Home Health Benefit Education:

Introduction:

We would like to talk to you about the Medicare Home Health Benefit. There are three topics we are going to discuss 1.) the Services Covered by Medicare 2.) the criteria that needs to be in place for Medicare to pay for those services and 3.) the process of going home and/or receiving those services.

  1. Services Currently 100% Covered by Medicare ( NO co-pays or deductibles) are;
  2. Nursing
  3. Physical, Occupational & Speech Therapy
  4. Social Services
  5. Home Health Aide
  6. Dietitian
  7. Not everyone will get all of these services, you must first qualify for the benefit and then for each discipline after that.
  8. The criteria that needs to be in place to qualify for the benefit and for Medicare to pay for the services include;
  9. A “Skilled Need”
  10. Definition of Skilled Need: With treatments from one or more of the following RN, PT, OT or ST, the patient will show documented improvement with ADL’s or independence.
  11. A Dr.’s Order(s) to treat the need.
  12. These orders MUST come from their Primary Care Physician (PCP), or an MD assigned by the PCP.
  13. A documented Face-To-Face Encounter with either the DC’g physician and/or the PCP.
  14. Schedule the FTF visit with the PCP, for the patient, if necessary.
  15. The patient must be homebound as defined by Medicare.
  16. Must limit their activities outside the home to the allowable activities and not be driving, initially.
  17. The allowable activities are;
  18. Seeking Medical Treatment (any MD, ER, or Hospital) - Unlimited access
  19. Going to Church
  20. Limited to infrequent & taxing effort test.
  21. Going to hair dresser and/or barber
  22. Limited to infrequent & taxing effort test.
  23. The process of going home and/or receiving services.
  24. Prior to discharge or the facility staff may meet with you and go over three important things that all need to be available to the Home Health Staff upon Admission. They include, but not limited to;
  25. Discharge Instructions.
  26. Current Medication Lists with frequencies & dosages.
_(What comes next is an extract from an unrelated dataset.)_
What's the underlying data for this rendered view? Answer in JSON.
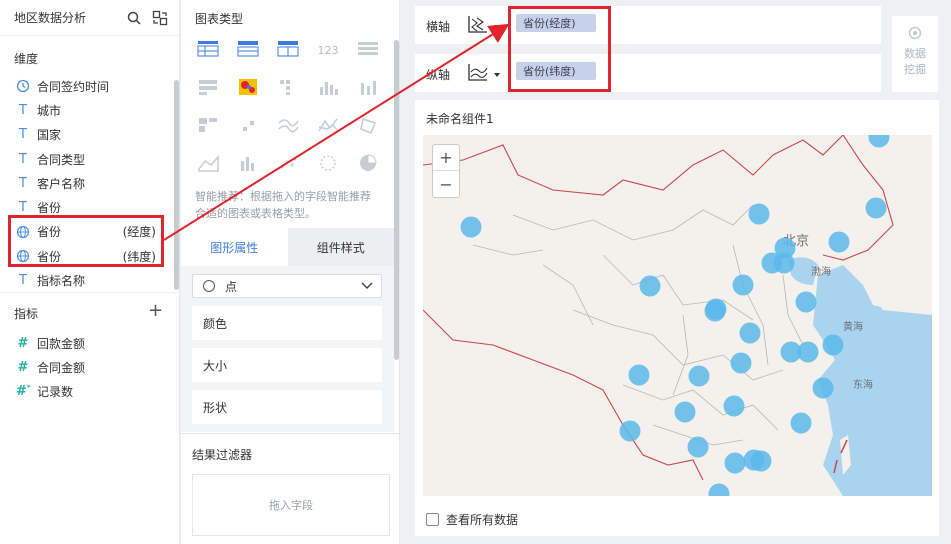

  27. Medications remaining in the punch-cards (for rehab facilities) or prescriptions (for Hospitals) for the current medications.
  28. Generally speaking, unless under special circumstances, Home Health cannot see you the same day of discharge. Therefore, we would like to schedule your Admission visit over the next 48 – 72 hours, based on the patient’s preference.
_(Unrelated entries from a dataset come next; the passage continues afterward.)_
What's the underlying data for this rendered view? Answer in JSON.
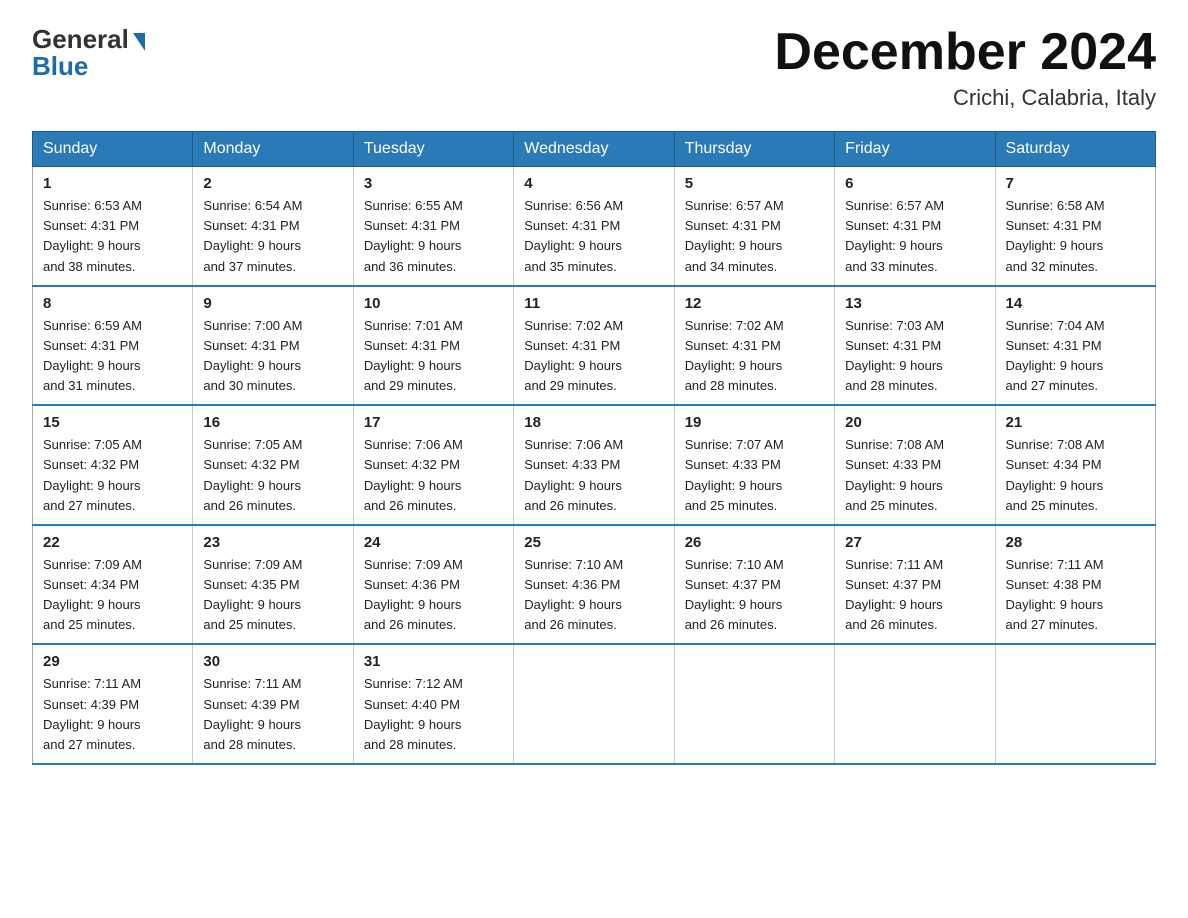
{
  "logo": {
    "general": "General",
    "blue": "Blue"
  },
  "header": {
    "title": "December 2024",
    "location": "Crichi, Calabria, Italy"
  },
  "days_of_week": [
    "Sunday",
    "Monday",
    "Tuesday",
    "Wednesday",
    "Thursday",
    "Friday",
    "Saturday"
  ],
  "weeks": [
    [
      {
        "day": "1",
        "sunrise": "6:53 AM",
        "sunset": "4:31 PM",
        "daylight": "9 hours and 38 minutes."
      },
      {
        "day": "2",
        "sunrise": "6:54 AM",
        "sunset": "4:31 PM",
        "daylight": "9 hours and 37 minutes."
      },
      {
        "day": "3",
        "sunrise": "6:55 AM",
        "sunset": "4:31 PM",
        "daylight": "9 hours and 36 minutes."
      },
      {
        "day": "4",
        "sunrise": "6:56 AM",
        "sunset": "4:31 PM",
        "daylight": "9 hours and 35 minutes."
      },
      {
        "day": "5",
        "sunrise": "6:57 AM",
        "sunset": "4:31 PM",
        "daylight": "9 hours and 34 minutes."
      },
      {
        "day": "6",
        "sunrise": "6:57 AM",
        "sunset": "4:31 PM",
        "daylight": "9 hours and 33 minutes."
      },
      {
        "day": "7",
        "sunrise": "6:58 AM",
        "sunset": "4:31 PM",
        "daylight": "9 hours and 32 minutes."
      }
    ],
    [
      {
        "day": "8",
        "sunrise": "6:59 AM",
        "sunset": "4:31 PM",
        "daylight": "9 hours and 31 minutes."
      },
      {
        "day": "9",
        "sunrise": "7:00 AM",
        "sunset": "4:31 PM",
        "daylight": "9 hours and 30 minutes."
      },
      {
        "day": "10",
        "sunrise": "7:01 AM",
        "sunset": "4:31 PM",
        "daylight": "9 hours and 29 minutes."
      },
      {
        "day": "11",
        "sunrise": "7:02 AM",
        "sunset": "4:31 PM",
        "daylight": "9 hours and 29 minutes."
      },
      {
        "day": "12",
        "sunrise": "7:02 AM",
        "sunset": "4:31 PM",
        "daylight": "9 hours and 28 minutes."
      },
      {
        "day": "13",
        "sunrise": "7:03 AM",
        "sunset": "4:31 PM",
        "daylight": "9 hours and 28 minutes."
      },
      {
        "day": "14",
        "sunrise": "7:04 AM",
        "sunset": "4:31 PM",
        "daylight": "9 hours and 27 minutes."
      }
    ],
    [
      {
        "day": "15",
        "sunrise": "7:05 AM",
        "sunset": "4:32 PM",
        "daylight": "9 hours and 27 minutes."
      },
      {
        "day": "16",
        "sunrise": "7:05 AM",
        "sunset": "4:32 PM",
        "daylight": "9 hours and 26 minutes."
      },
      {
        "day": "17",
        "sunrise": "7:06 AM",
        "sunset": "4:32 PM",
        "daylight": "9 hours and 26 minutes."
      },
      {
        "day": "18",
        "sunrise": "7:06 AM",
        "sunset": "4:33 PM",
        "daylight": "9 hours and 26 minutes."
      },
      {
        "day": "19",
        "sunrise": "7:07 AM",
        "sunset": "4:33 PM",
        "daylight": "9 hours and 25 minutes."
      },
      {
        "day": "20",
        "sunrise": "7:08 AM",
        "sunset": "4:33 PM",
        "daylight": "9 hours and 25 minutes."
      },
      {
        "day": "21",
        "sunrise": "7:08 AM",
        "sunset": "4:34 PM",
        "daylight": "9 hours and 25 minutes."
      }
    ],
    [
      {
        "day": "22",
        "sunrise": "7:09 AM",
        "sunset": "4:34 PM",
        "daylight": "9 hours and 25 minutes."
      },
      {
        "day": "23",
        "sunrise": "7:09 AM",
        "sunset": "4:35 PM",
        "daylight": "9 hours and 25 minutes."
      },
      {
        "day": "24",
        "sunrise": "7:09 AM",
        "sunset": "4:36 PM",
        "daylight": "9 hours and 26 minutes."
      },
      {
        "day": "25",
        "sunrise": "7:10 AM",
        "sunset": "4:36 PM",
        "daylight": "9 hours and 26 minutes."
      },
      {
        "day": "26",
        "sunrise": "7:10 AM",
        "sunset": "4:37 PM",
        "daylight": "9 hours and 26 minutes."
      },
      {
        "day": "27",
        "sunrise": "7:11 AM",
        "sunset": "4:37 PM",
        "daylight": "9 hours and 26 minutes."
      },
      {
        "day": "28",
        "sunrise": "7:11 AM",
        "sunset": "4:38 PM",
        "daylight": "9 hours and 27 minutes."
      }
    ],
    [
      {
        "day": "29",
        "sunrise": "7:11 AM",
        "sunset": "4:39 PM",
        "daylight": "9 hours and 27 minutes."
      },
      {
        "day": "30",
        "sunrise": "7:11 AM",
        "sunset": "4:39 PM",
        "daylight": "9 hours and 28 minutes."
      },
      {
        "day": "31",
        "sunrise": "7:12 AM",
        "sunset": "4:40 PM",
        "daylight": "9 hours and 28 minutes."
      },
      null,
      null,
      null,
      null
    ]
  ],
  "labels": {
    "sunrise": "Sunrise:",
    "sunset": "Sunset:",
    "daylight": "Daylight:"
  }
}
  29. On the selected day for admission the staff assigned to perform the admission will call either the day before or the morning of the visit and coordinate an agreeable time. The Admission visit will be the longest…about two hours and include;
  30. Signing forms
  31. Education on disease state and safety
  32. Head to Toe assessment
  33. The admitting staff will then confer with the MD and secure orders for further treatment.
  34. Within 48 – 72 hours of admission any other ordered disciplines (PT, OT, ST, MSW) will perform their evaluations and secure orders for further treatments.
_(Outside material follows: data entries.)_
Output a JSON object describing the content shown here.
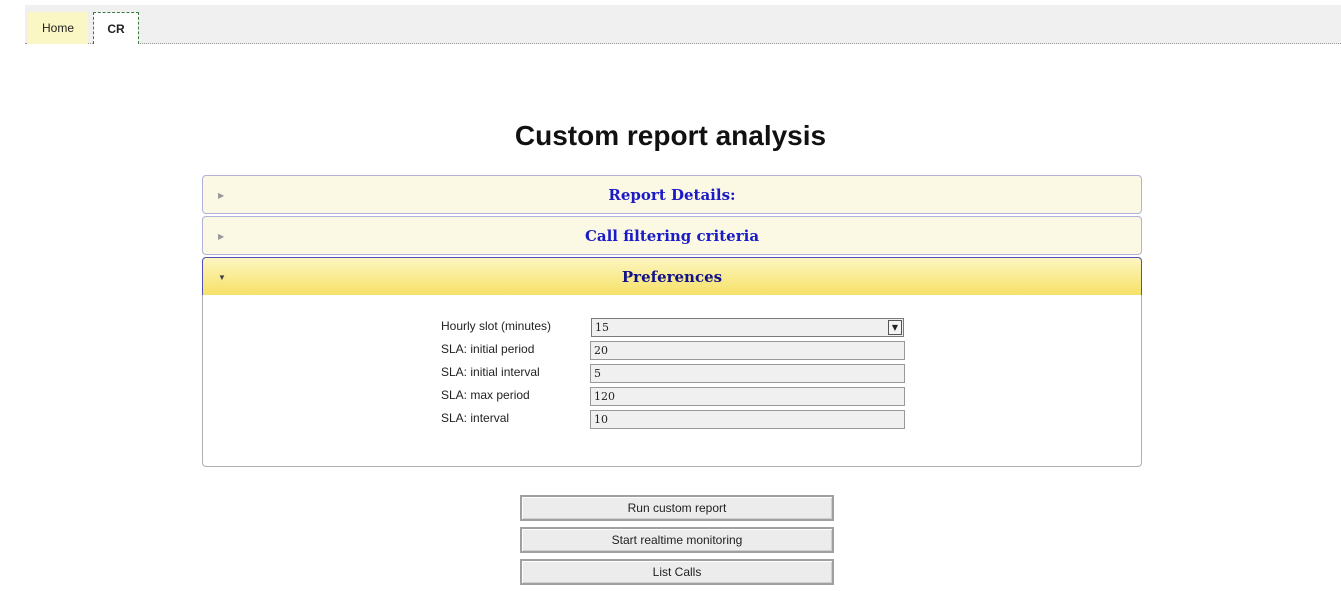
{
  "tabs": [
    {
      "label": "Home"
    },
    {
      "label": "CR"
    }
  ],
  "page": {
    "title": "Custom report analysis"
  },
  "accordion": {
    "sections": [
      {
        "label": "Report Details:"
      },
      {
        "label": "Call filtering criteria"
      },
      {
        "label": "Preferences"
      }
    ],
    "expanded": "Preferences"
  },
  "preferences": {
    "hourly_slot": {
      "label": "Hourly slot (minutes)",
      "value": "15"
    },
    "sla_initial_period": {
      "label": "SLA: initial period",
      "value": "20"
    },
    "sla_initial_interval": {
      "label": "SLA: initial interval",
      "value": "5"
    },
    "sla_max_period": {
      "label": "SLA: max period",
      "value": "120"
    },
    "sla_interval": {
      "label": "SLA: interval",
      "value": "10"
    }
  },
  "buttons": {
    "run": "Run custom report",
    "realtime": "Start realtime monitoring",
    "list": "List Calls"
  },
  "icons": {
    "collapsed": "triangle-right-icon",
    "expanded": "triangle-down-icon",
    "dropdown": "chevron-down-icon"
  },
  "colors": {
    "header_text": "#1a1ac8",
    "active_header": "#f6e167",
    "home_tab": "#fbf7c4"
  }
}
  35. Together, the entire care team will put together a Plan Of Care (POC) specifically tailored to the patient’s goal and needs and this POC will be signed by the MD.
  36. The POC will identify a set number of visits by discipline spread out over a set number of weeks. The visits after the initial Admission visit will be about ½ hour to 1 hour in duration.
  37. The average POC lasts from 2 – 6 weeks and will include anywhere from 2 – 6 visits per week, depending on the patients needs and goals.
  38. Upon reaching their goal and/or reaching a plateau with respect to their abilities, we will be required to discharge the patient, but may make recommendations for other services to ensure the patient’s safety and independence whenever possible. Services a patient may be referred to are, but not limited to;
  39. Independent Sr. Living
  40. Private Duty
  41. Assisted Living
  42. Skilled Nursing Facility Placement
  43. Hospice
  44. As always, you have a choice of who provides your care. Please communicate your choice to the Social Service Coordinator/Case Manager.
  45. In the event the resident elects to be served by St. Andrews & Bethesda Home Health and communicates same to the St. Andrews & Bethesda representative, the representative will;
  46. Schedule the discharge meeting with the resident 24 –72 hours prior to discharge, if necessary (assuming this was far in advance of discharge).